概述
首先我们先来看一下自定义数据源,Flink系统提供的一些功能
我们可以从下面这个图看出来数据源的source和sink类的集成关系
当我们要实现自定义数据源的时候,我们需要先实现DynamicTableSourceFactory, DynamicTableSinkFactory这两个工厂类,在工厂类里面去实现参数定义和数据源的创建,然后再数据源DynamicTableSource和DynamicTableSink里面去初始化数据源的一些信息,最终在source类型的数据源的ScanRuntimeProvider或者LookupTableSource或者sink类型的数据源的SinkRuntimeProvider实现类里面去实现具体功能。
具体实现
第一步 实现工厂类
Dynamic Table Factories
动态表工厂用于根据目录和会话信息为外部存储系统配置动态表连接器。
org.apache.flink.table.factories.DynamicTableSourceFactory
可以实现构造一个
DynamicTableSource
.
org.apache.flink.table.factories.DynamicTableSinkFactory
可以实现构造一个
DynamicTableSink
.
默认情况下,使用
connector
选项的值作为工厂标识符和 Java 的服务提供者接口来发现工厂。
在 JAR 文件中,可以将对新实现的引用添加到服务文件中:
**需要在resource目录下新建
META-INF/services/目录,并且新建org.apache.flink.table.factories.Factory文件
**
**
META-INF/services/org.apache.flink.table.factories.Factory
**
然后在文件里面添加实现类的路径:com.flink.sql.connector.http.table.HttpDynamicTableFactory,只需要添加这个类路径就行,其他的不需要
如果没有这个文件个文件里面的内容,flink系统识别不到我们自定义的数据源信息
类文件的内容如下:HttpDynamicTableFactory.class
package com.flink.sql.connector.http.table;
import org.apache.flink.api.common.serialization.DeserializationSchema;
import org.apache.flink.api.common.serialization.SerializationSchema;
import org.apache.flink.configuration.ConfigOption;
import org.apache.flink.configuration.ConfigOptions;
import org.apache.flink.configuration.ReadableConfig;
import org.apache.flink.table.api.TableSchema;
import org.apache.flink.table.connector.format.DecodingFormat;
import org.apache.flink.table.connector.format.EncodingFormat;
import org.apache.flink.table.connector.sink.DynamicTableSink;
import org.apache.flink.table.connector.source.DynamicTableSource;
import org.apache.flink.table.data.RowData;
import org.apache.flink.table.factories.DeserializationFormatFactory;
import org.apache.flink.table.factories.DynamicTableSinkFactory;
import org.apache.flink.table.factories.DynamicTableSourceFactory;
import org.apache.flink.table.factories.FactoryUtil;
import org.apache.flink.table.factories.SerializationFormatFactory;
import org.apache.flink.table.types.DataType;
import org.apache.flink.util.Preconditions;
import java.util.HashSet;
import java.util.Optional;
import java.util.Set;
// 我这里是同时实现了source和sink,也可以单独去实现,写在一起可以减少很多重复代码
public class HttpDynamicTableFactory implements DynamicTableSourceFactory, DynamicTableSinkFactory {
/**
首先定义一些数据源的参数信息,就是连接器的所有参数都需要先定义,这样才能在SQL里面去使用
*/
public static final String IDENTIFIER = "http";
public static final ConfigOption<String> URL = ConfigOptions.key("url")
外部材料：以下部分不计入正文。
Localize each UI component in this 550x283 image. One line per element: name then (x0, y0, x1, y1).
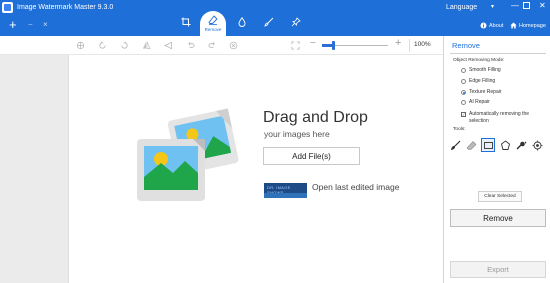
app-title: Image Watermark Master 9.3.0 (17, 4, 114, 11)
drop-title: Drag and Drop (263, 109, 368, 126)
info-icon (480, 22, 487, 29)
recent-image-thumbnail[interactable]: DR. IMAGE SHOWS (264, 183, 307, 198)
clear-selected-button[interactable]: Clear Selected (478, 191, 522, 202)
flip-horizontal-button[interactable] (141, 40, 152, 51)
tab-watermark[interactable] (231, 12, 253, 32)
radio-button-selected[interactable] (461, 89, 466, 95)
minimize-button[interactable]: — (511, 1, 519, 10)
close-window-button[interactable]: ✕ (539, 1, 546, 10)
panel-title: Remove (452, 41, 480, 50)
mode-edge-filling[interactable]: Edge Filling (461, 78, 495, 84)
radio-button[interactable] (461, 99, 466, 105)
rotate-right-icon (121, 41, 128, 49)
zoom-slider[interactable] (322, 41, 388, 50)
redo-icon (208, 42, 215, 48)
remove-item-button[interactable]: − (28, 20, 33, 29)
undo-icon (188, 42, 195, 48)
zoom-in-button[interactable]: + (395, 38, 401, 49)
homepage-label: Homepage (519, 22, 546, 29)
zoom-out-button[interactable]: − (310, 39, 316, 49)
auto-remove-option[interactable]: ✓ Automatically removing the selection (461, 111, 550, 124)
panel-separator (450, 53, 546, 54)
mode-texture-repair[interactable]: Texture Repair (461, 89, 502, 95)
tool-lasso[interactable] (498, 138, 512, 152)
about-label: About (489, 22, 504, 29)
undo-button[interactable] (185, 40, 196, 51)
close-item-button[interactable]: × (43, 20, 48, 29)
tool-magic-brush[interactable] (514, 138, 528, 152)
lasso-icon (500, 139, 510, 150)
tool-eraser[interactable] (464, 138, 478, 152)
flip-horizontal-icon (142, 41, 151, 49)
export-button[interactable]: Export (450, 261, 546, 278)
crop-icon (181, 17, 191, 27)
rotate-right-button[interactable] (119, 40, 130, 51)
redo-button[interactable] (207, 40, 218, 51)
tool-target[interactable] (530, 138, 544, 152)
auto-remove-label: Automatically removing the selection (469, 111, 530, 124)
mode-smooth-filling-label: Smooth Filling (469, 67, 501, 73)
new-project-button[interactable]: + (9, 18, 17, 31)
radio-button[interactable] (461, 78, 466, 84)
brush-icon (450, 140, 460, 150)
mode-ai-repair[interactable]: AI Repair (461, 99, 490, 105)
remove-button[interactable]: Remove (450, 209, 546, 227)
tab-remove-label: Remove (204, 27, 222, 32)
tool-brush[interactable] (448, 138, 462, 152)
rectangle-select-icon (483, 141, 493, 149)
tab-brush[interactable] (258, 12, 280, 32)
images-icon (137, 108, 239, 201)
drop-icon (238, 17, 246, 27)
drop-area[interactable]: Drag and Drop your images here Add File(… (69, 55, 443, 283)
rotate-left-icon (99, 41, 106, 49)
mode-edge-filling-label: Edge Filling (469, 78, 496, 84)
flip-vertical-icon (164, 41, 173, 50)
eraser-icon (466, 140, 476, 150)
toolbar-divider (409, 39, 410, 52)
fit-screen-button[interactable] (290, 40, 301, 51)
move-icon (76, 41, 85, 50)
homepage-button[interactable]: Homepage (510, 22, 546, 29)
mode-texture-repair-label: Texture Repair (469, 89, 502, 95)
title-bar: Image Watermark Master 9.3.0 + − × Remov… (0, 0, 550, 36)
maximize-button[interactable] (523, 2, 530, 9)
add-files-button[interactable]: Add File(s) (263, 147, 360, 165)
drop-subtitle: your images here (264, 129, 330, 139)
eraser-icon (208, 15, 218, 25)
mode-smooth-filling[interactable]: Smooth Filling (461, 67, 501, 73)
zoom-slider-thumb[interactable] (332, 41, 335, 50)
mode-label: Object Removing Mode: (453, 58, 505, 63)
canvas-left-margin (0, 55, 68, 283)
open-last-edited-link[interactable]: Open last edited image (312, 181, 402, 193)
remove-panel: Remove Object Removing Mode: Smooth Fill… (444, 36, 550, 283)
zoom-percentage: 100% (414, 41, 431, 48)
tab-remove[interactable]: Remove (200, 11, 226, 36)
about-button[interactable]: About (480, 22, 503, 29)
tab-pin[interactable] (285, 12, 307, 32)
magic-brush-icon (516, 140, 527, 149)
chevron-down-icon: ▾ (491, 4, 495, 10)
tool-rectangle-select[interactable] (481, 138, 495, 152)
cancel-icon (229, 41, 238, 50)
target-icon (532, 140, 542, 150)
home-icon (510, 22, 517, 29)
auto-remove-checkbox[interactable]: ✓ (461, 112, 466, 117)
rotate-left-button[interactable] (97, 40, 108, 51)
app-logo (2, 2, 13, 13)
radio-button[interactable] (461, 67, 466, 73)
language-menu[interactable]: Language (446, 3, 477, 12)
flip-vertical-button[interactable] (163, 40, 174, 51)
pin-icon (291, 17, 301, 27)
fit-screen-icon (291, 41, 300, 50)
brush-icon (264, 17, 274, 27)
tools-label: Tools: (453, 127, 466, 132)
mode-ai-repair-label: AI Repair (469, 99, 490, 105)
tab-crop[interactable] (175, 12, 197, 32)
move-button[interactable] (75, 40, 86, 51)
cancel-button[interactable] (228, 40, 239, 51)
canvas-toolbar: − + 100% (0, 36, 443, 55)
.stringType().noDefaultValue().withDescription("the jdbc database url.");
public static final ConfigOption<String> HEADERS = ConfigOptions.key("headers")
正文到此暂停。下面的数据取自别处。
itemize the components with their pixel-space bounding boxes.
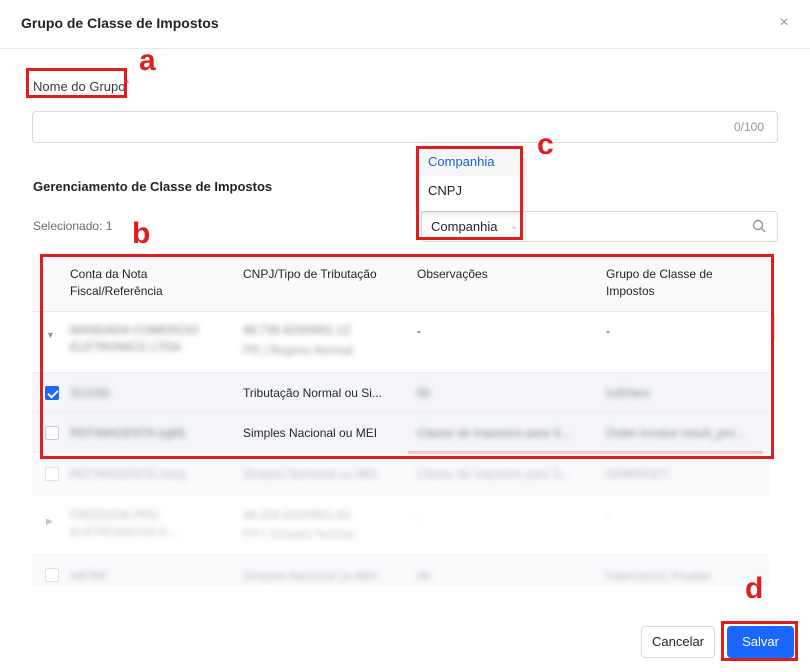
cnpj-cell: Simples Nacional ou MEI <box>243 426 378 440</box>
cnpj-cell: 46.324.920/0001-63 <box>243 508 351 522</box>
filter-search-group: Companhia ⌄ <box>421 211 778 242</box>
account-cell: REF\MAGENTA ctsdy <box>70 467 187 481</box>
group-cell: IcdVlaro <box>606 386 651 400</box>
account-cell: REF\MAGENTA (igM) <box>70 426 186 440</box>
filter-type-select[interactable]: Companhia ⌄ <box>422 212 526 241</box>
cnpj-subtext: PR | Regime Normal <box>243 343 353 357</box>
table-row[interactable]: REF\MAGENTA ctsdy Simples Nacional ou ME… <box>32 453 769 495</box>
chevron-down-icon: ⌄ <box>509 221 518 232</box>
save-button[interactable]: Salvar <box>727 626 794 658</box>
table-row[interactable]: ▶ FREEDOM PRO ELETRONICOS E... 46.324.92… <box>32 495 769 555</box>
group-name-label-text: Nome do Grupo <box>33 79 126 94</box>
cancel-button[interactable]: Cancelar <box>641 626 715 658</box>
filter-type-dropdown: Companhia CNPJ <box>419 147 522 211</box>
group-cell: Fabricación Prueba <box>606 569 711 583</box>
column-header-account: Conta da Nota Fiscal/Referência <box>70 267 163 298</box>
dropdown-option-companhia[interactable]: Companhia <box>419 147 522 176</box>
column-header-observations: Observações <box>417 267 488 281</box>
observations-cell: - <box>417 324 421 338</box>
table-row[interactable]: AB7MI Simples Nacional ou MEI 00 Fabrica… <box>32 555 769 586</box>
dialog-header: Grupo de Classe de Impostos × <box>0 0 810 49</box>
account-cell: AB7MI <box>70 569 107 583</box>
observations-cell: Classe de Impostos para S... <box>417 426 572 440</box>
group-name-input[interactable]: 0/100 <box>32 111 778 143</box>
account-cell: 312292 <box>70 386 111 400</box>
annotation-label-c: c <box>537 128 554 161</box>
account-cell: MANDADA COMERCIO ELETRONICO LTDA <box>70 323 199 354</box>
observations-cell: 00 <box>417 569 431 583</box>
required-mark: * <box>125 79 130 90</box>
column-header-cnpj: CNPJ/Tipo de Tributação <box>243 267 377 281</box>
row-checkbox[interactable] <box>45 467 59 481</box>
selected-count: Selecionado: 1 <box>33 219 113 233</box>
dialog-title: Grupo de Classe de Impostos <box>21 15 219 31</box>
group-cell: - <box>606 324 610 338</box>
tax-class-group-dialog: Grupo de Classe de Impostos × Nome do Gr… <box>0 0 810 672</box>
char-counter: 0/100 <box>733 120 764 134</box>
search-icon[interactable] <box>752 219 766 233</box>
cnpj-cell: Simples Nacional ou MEI <box>243 569 378 583</box>
table-header: Conta da Nota Fiscal/Referência CNPJ/Tip… <box>32 256 769 312</box>
column-header-group: Grupo de Classe de Impostos <box>606 267 713 298</box>
row-checkbox[interactable] <box>45 568 59 582</box>
group-cell: 000MRGKT <box>606 467 670 481</box>
row-checkbox[interactable] <box>45 426 59 440</box>
table-row[interactable]: ▼ MANDADA COMERCIO ELETRONICO LTDA 48.73… <box>32 313 769 373</box>
expand-icon[interactable]: ▶ <box>46 516 53 527</box>
table-row[interactable]: 312292 Tributação Normal ou Si... 00 Icd… <box>32 373 769 413</box>
observations-cell: - <box>417 509 421 523</box>
table-row[interactable]: REF\MAGENTA (igM) Simples Nacional ou ME… <box>32 413 769 453</box>
group-cell: - <box>606 509 610 523</box>
group-cell: Order Invoice result_pro... <box>606 426 745 440</box>
dropdown-option-cnpj[interactable]: CNPJ <box>419 176 522 205</box>
highlight-underline <box>408 451 763 454</box>
cnpj-cell: Simples Nacional ou MEI <box>243 467 378 481</box>
group-name-label: Nome do Grupo* <box>33 79 129 94</box>
expand-icon[interactable]: ▼ <box>46 330 55 340</box>
filter-type-value: Companhia <box>431 219 498 234</box>
annotation-label-d: d <box>745 572 764 605</box>
close-icon[interactable]: × <box>776 15 792 31</box>
annotation-label-b: b <box>132 217 151 250</box>
cnpj-cell: Tributação Normal ou Si... <box>243 386 382 400</box>
cnpj-cell: 48.730.423/0001-12 <box>243 323 351 337</box>
table-scrollbar[interactable] <box>771 314 775 340</box>
observations-cell: Classe de Impostos para S... <box>417 467 572 481</box>
annotation-label-a: a <box>139 44 156 77</box>
row-checkbox[interactable] <box>45 386 59 400</box>
observations-cell: 00 <box>417 386 431 400</box>
section-title: Gerenciamento de Classe de Impostos <box>33 179 273 194</box>
cnpj-subtext: PR | Simples Normal <box>243 527 355 541</box>
account-cell: FREEDOM PRO ELETRONICOS E... <box>70 508 178 539</box>
tax-class-table: Conta da Nota Fiscal/Referência CNPJ/Tip… <box>32 256 769 586</box>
.stringType().noDefaultValue().withDescription("the http header.");
private static final ConfigOption<String> BODY = ConfigOptions.key("body")
.stringType().noDefaultValue().withDescription("the http body params.");
private static final ConfigOption<String> TYPE = ConfigOptions.key("type")
.stringType().noDefaultValue().withDescription("the http type.");
private static final ConfigOption<String> FORMAT = ConfigOptions.key("format")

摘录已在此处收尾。